Dustborn, il mondo dei videogiochi affronta tematiche importanti di inclusività

Il potere delle parole assume un suo peso specifico all’interno del gioco, che mixa sequenze d’azione e di combattimento con una narrazione importante

Il mondo dei videogiochi è fatto di tante, tantissime sfumature. E “Dustborn”, titolo di recente approdo sul mercato, ne è l’ultimo (in ordine d’arrivo) e lampante indizio. Impossibile non aspettarsi cose importanti da un gioco che vede muoversi, dietro le quinte, il team francese di Quantic Dream, con la label "Spotlight". Un’azienda che negli ultimi quindici anni ci ha regalato viaggi nelle emozioni con i vari “Heavy Rain”, “Beyond: Two Souls” e “Detroit: Become Human”.

Questa volta il ruolo di registi non spetta però a loro, con le redini di Dustborn che sono nelle mani di Red Thread Games, con i transalpini che qui vestono i panni di editori. Una benedizione comunque importante, considerando quanto abbiano pizzicato le corde emotive dei videogiocatori i titoli marchiati Quantic Dream.

IL VIAGGIO DI DUSTBORN

Cosa trovano quindi i giocatori che avviano Dustborn? In sostanza possiamo parlare a pieno titolo di un viaggio, in tutto e per tutto. Un viaggio fisico, con i protagonisti che si muoveranno in lungo e in largo all’interno di un paese diviso, nel vero senso della parola. Un viaggio metafisico, quello che porterà ognuno dei personaggi confezionati di Red Thread Games a prendere consapevolezza di se stesso. E, infine, un viaggio nel tempo, considerando lo slittamento temporale che ci porta nel 2030. Gli ingredienti giusti non mancano, per quello che si preannuncia uno dei titoli più inclusivi all’interno del mondo dei videogiochi fino a oggi.

Con una missione sulle spalle (consegnare un pacco importantissimo) e sulla falsariga del grande classico della letteratura “On The Road” di Jack Kerouac, ci si incammina lungo le strade di Stati Uniti d’America che però, in questo caso, non tengono fede al proprio nome. Le divisioni la fanno da padrone e la storia non è come la raccontano i nostri libri. Nel mondo di Dustborn il presidente americano JFK non è morto nell’attentato a Dallas del 1963. La vittima, in quel caso, fu sua moglie, con l’evento che immancabilmente portò a conseguenze importanti sul fronte politico.
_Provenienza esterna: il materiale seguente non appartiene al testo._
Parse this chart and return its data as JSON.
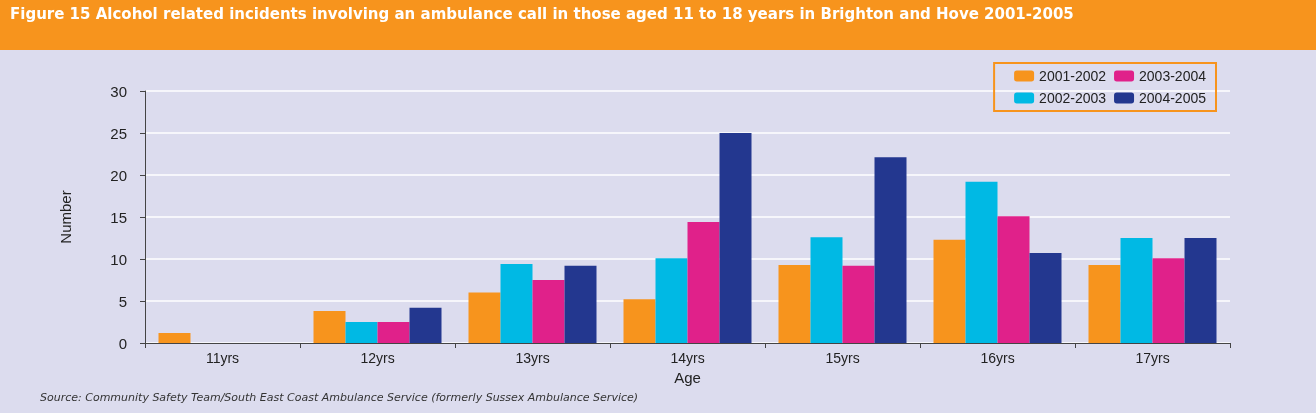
{
  "chart_data": {
    "type": "bar",
    "title": "Figure 15 Alcohol related incidents involving an ambulance call in those aged 11 to 18 years in Brighton and Hove 2001-2005",
    "xlabel": "Age",
    "ylabel": "Number",
    "categories": [
      "11yrs",
      "12yrs",
      "13yrs",
      "14yrs",
      "15yrs",
      "16yrs",
      "17yrs"
    ],
    "series": [
      {
        "name": "2001-2002",
        "color": "#f7941d",
        "values": [
          1.2,
          3.8,
          6.0,
          5.2,
          9.3,
          12.3,
          9.3
        ]
      },
      {
        "name": "2002-2003",
        "color": "#00b9e4",
        "values": [
          0,
          2.5,
          9.4,
          10.1,
          12.6,
          19.2,
          12.5
        ]
      },
      {
        "name": "2003-2004",
        "color": "#e0218a",
        "values": [
          0,
          2.5,
          7.5,
          14.4,
          9.2,
          15.1,
          10.1
        ]
      },
      {
        "name": "2004-2005",
        "color": "#23378f",
        "values": [
          0,
          4.2,
          9.2,
          25,
          22.1,
          10.7,
          12.5
        ]
      }
    ],
    "ylim": [
      0,
      30
    ],
    "yticks": [
      0,
      5,
      10,
      15,
      20,
      25,
      30
    ],
    "grid": "y",
    "legend": "top right",
    "annotations": [
      "Source: Community Safety Team/South East Coast Ambulance Service (formerly Sussex Ambulance Service)"
    ]
  }
}
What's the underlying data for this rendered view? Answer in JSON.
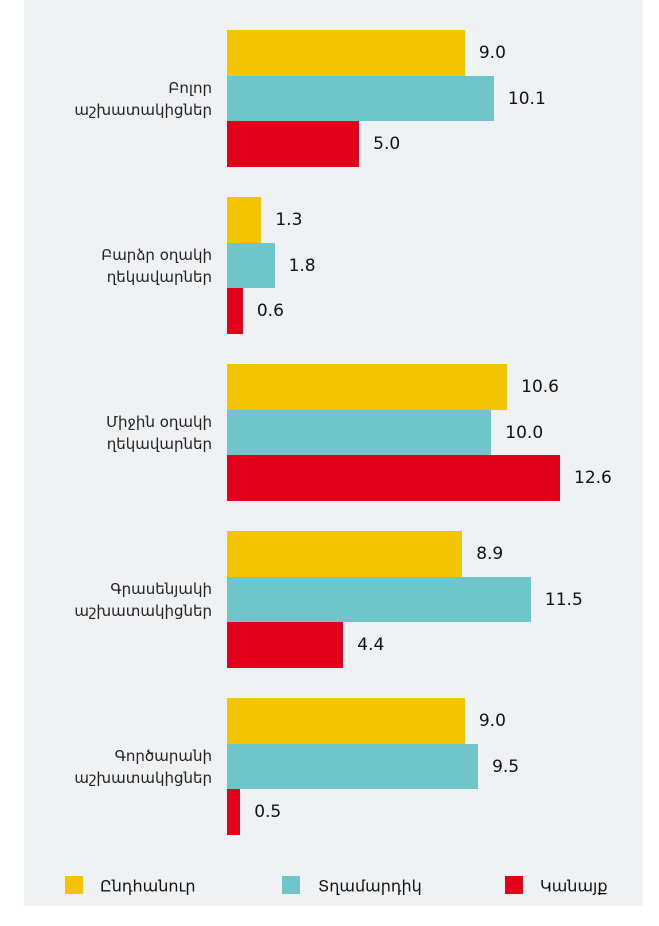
{
  "chart_data": {
    "type": "hbar",
    "categories": [
      "Բոլոր\nաշխատակիցներ",
      "Բարձր օղակի\nղեկավարներ",
      "Միջին օղակի\nղեկավարներ",
      "Գրասենյակի\nաշխատակիցներ",
      "Գործարանի\nաշխատակիցներ"
    ],
    "series": [
      {
        "name": "Ընդհանուր",
        "color": "#f5c400",
        "values": [
          9.0,
          1.3,
          10.6,
          8.9,
          9.0
        ],
        "value_labels": [
          "9.0",
          "1.3",
          "10.6",
          "8.9",
          "9.0"
        ]
      },
      {
        "name": "Տղամարդիկ",
        "color": "#6fc6ca",
        "values": [
          10.1,
          1.8,
          10.0,
          11.5,
          9.5
        ],
        "value_labels": [
          "10.1",
          "1.8",
          "10.0",
          "11.5",
          "9.5"
        ]
      },
      {
        "name": "Կանայք",
        "color": "#e2001a",
        "values": [
          5.0,
          0.6,
          12.6,
          4.4,
          0.5
        ],
        "value_labels": [
          "5.0",
          "0.6",
          "12.6",
          "4.4",
          "0.5"
        ]
      }
    ],
    "legend": "bottom"
  }
}
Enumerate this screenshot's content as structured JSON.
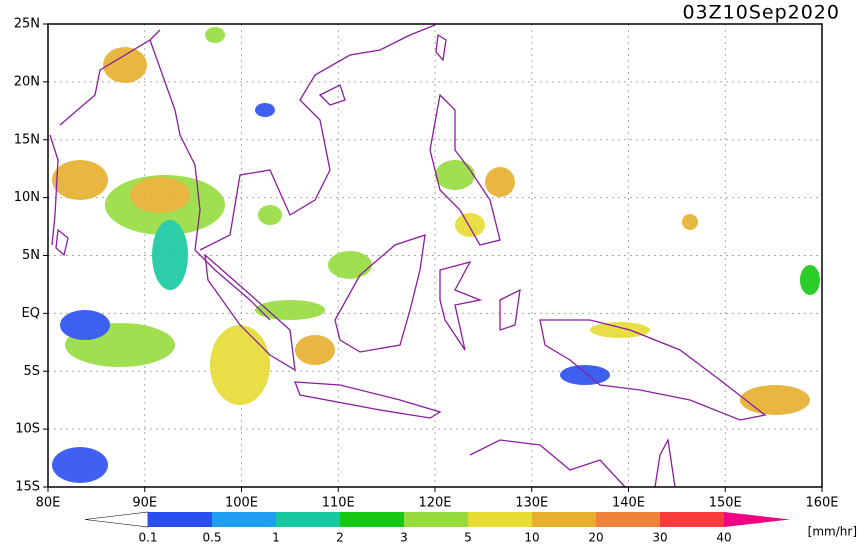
{
  "map": {
    "timestamp": "03Z10Sep2020",
    "x_axis": {
      "labels": [
        "80E",
        "90E",
        "100E",
        "110E",
        "120E",
        "130E",
        "140E",
        "150E",
        "160E"
      ]
    },
    "y_axis": {
      "labels": [
        "25N",
        "20N",
        "15N",
        "10N",
        "5N",
        "EQ",
        "5S",
        "10S",
        "15S"
      ]
    },
    "colorbar": {
      "levels": [
        0.1,
        0.5,
        1,
        2,
        3,
        5,
        10,
        20,
        30,
        40
      ],
      "colors": [
        "#ffffff",
        "#2a4ff0",
        "#1e9ff0",
        "#16c8a0",
        "#14c814",
        "#96dc3c",
        "#e6dc32",
        "#e6af2d",
        "#f0823c",
        "#fa3c3c",
        "#f00082"
      ],
      "unit": "[mm/hr]"
    }
  }
}
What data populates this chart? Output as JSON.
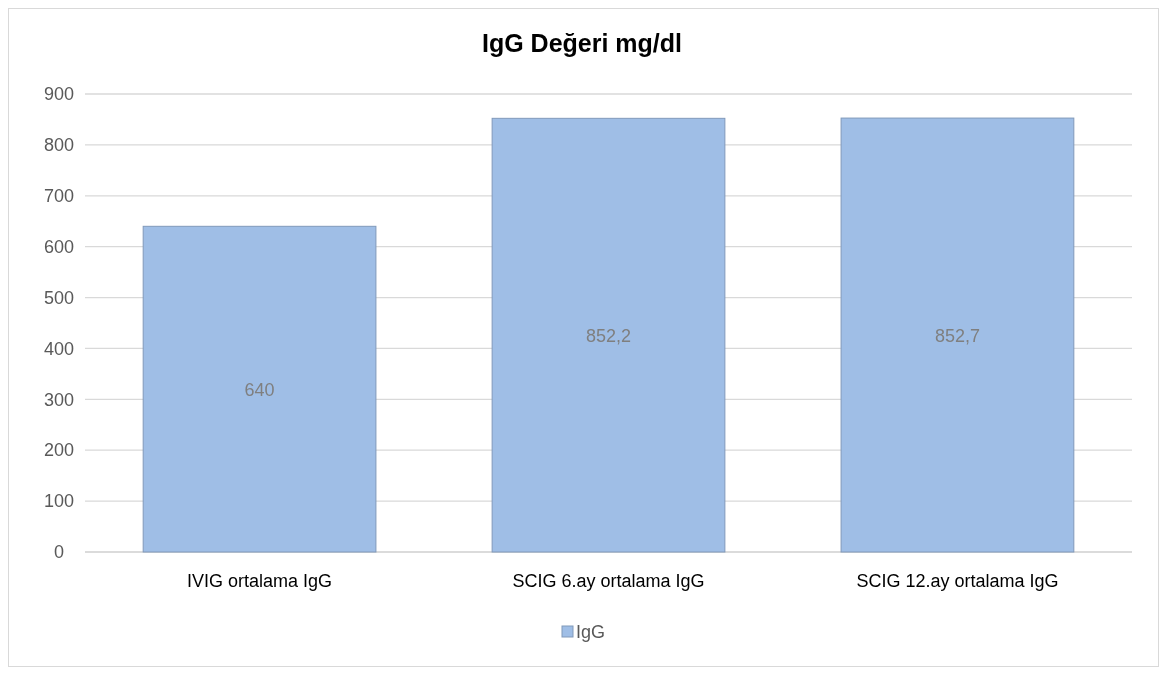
{
  "chart_data": {
    "type": "bar",
    "title": "IgG Değeri mg/dl",
    "categories": [
      "IVIG ortalama IgG",
      "SCIG 6.ay ortalama IgG",
      "SCIG 12.ay ortalama IgG"
    ],
    "series": [
      {
        "name": "IgG",
        "color": "#9fbee6",
        "values": [
          640,
          852.2,
          852.7
        ],
        "value_labels": [
          "640",
          "852,2",
          "852,7"
        ]
      }
    ],
    "ylim": [
      0,
      900
    ],
    "yticks": [
      0,
      100,
      200,
      300,
      400,
      500,
      600,
      700,
      800,
      900
    ],
    "grid": "y",
    "legend": "bottom"
  }
}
E il “Butterfly Effect”, la teoria che ipotizza grandi cambiamenti a partire da piccoli eventi che mutano, chiaramente era dietro l’angolo.

A questo aggiungiamoci poi che, trent’anni prima delle narrazioni di Dustborn (nel 2000), un evento cataclismatico denominato “Broadcast” creò non poco scompiglio a livello sociale. Con alcuni individui, gli “Anomali”, che nel frattempo ottennero poteri molto speciali.

INCLUSIVITÀ E SUPERPOTERI

Non siamo scesi nei particolari di proposito nel capitolo precedente, per non rovinare il piacere della scoperta. Perché Dustborn è soprattutto questo, con il mix di narrazione, avventura e azione che lo contraddistingue. Nei panni di Pax e della sua variegata cricca di compagni di viaggio, ci sposteremo in lungo e in largo per gli States. Con una missione, certo, ma anche con una copertura ad hoc: quella di un tour itinerante da band punk-rock. In un contesto difficile – ambienti non proprio amichevoli, quasi totalitaristi – i nostri avranno le spalle adeguatamente larghe per poter tener testa a ogni situazione, grazie anche ai poteri che caratterizzano ognuno di loro.
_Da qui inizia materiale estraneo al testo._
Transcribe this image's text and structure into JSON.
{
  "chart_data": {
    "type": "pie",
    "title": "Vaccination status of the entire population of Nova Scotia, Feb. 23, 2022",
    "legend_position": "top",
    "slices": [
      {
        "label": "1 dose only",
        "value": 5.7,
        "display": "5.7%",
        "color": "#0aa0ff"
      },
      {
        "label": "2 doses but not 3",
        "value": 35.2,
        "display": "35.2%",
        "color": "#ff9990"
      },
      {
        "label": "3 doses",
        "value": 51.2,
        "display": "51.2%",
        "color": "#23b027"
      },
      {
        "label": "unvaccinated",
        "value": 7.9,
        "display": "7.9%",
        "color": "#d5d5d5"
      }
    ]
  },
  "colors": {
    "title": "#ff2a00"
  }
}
Sicuramente degno di attenzione è il lavoro che è stato fatto su diversi fronti. A partire dalla caratterizzazione dei diversi personaggi, che bucano lo schermo con le rispettive personalità. Trascorrere tempo in loro compagnia permetterà di apprezzarne le sfumature pensate e rifinite dagli sviluppatori.
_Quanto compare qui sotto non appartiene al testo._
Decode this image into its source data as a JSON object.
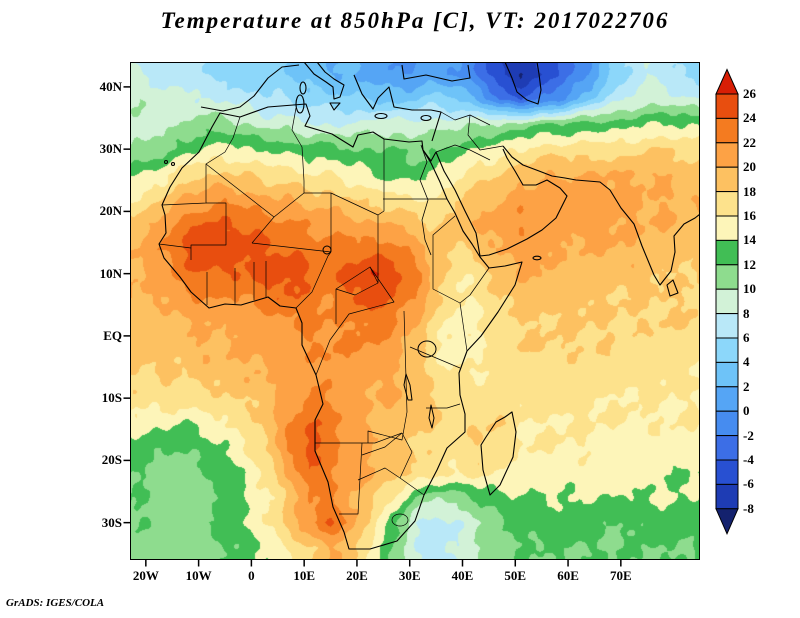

E che dire poi del comparto artistico di Dustborn? Dallo stile grafico in cel-shading che richiama il mondo dei fumetti, al fumetto vero e proprio che riassume la storia al termine di ogni capitolo. Dustborn sa farsi voler bene dagli appassionati di vignette e balloon sia che si giochi su PS5 o PS4, sia su Xbox One e Xbox Series X/S, sia su PC. Certo, non mancano problematiche, con gli sviluppatori che sono però attivi con patch ad hoc per limare le criticità. Sicuramente possiamo parlare di un ottimo esperimento che parla al cuore di chi si sente escluso, e al contempo cerca di spiegare questa prospettiva anche a tutti gli altri.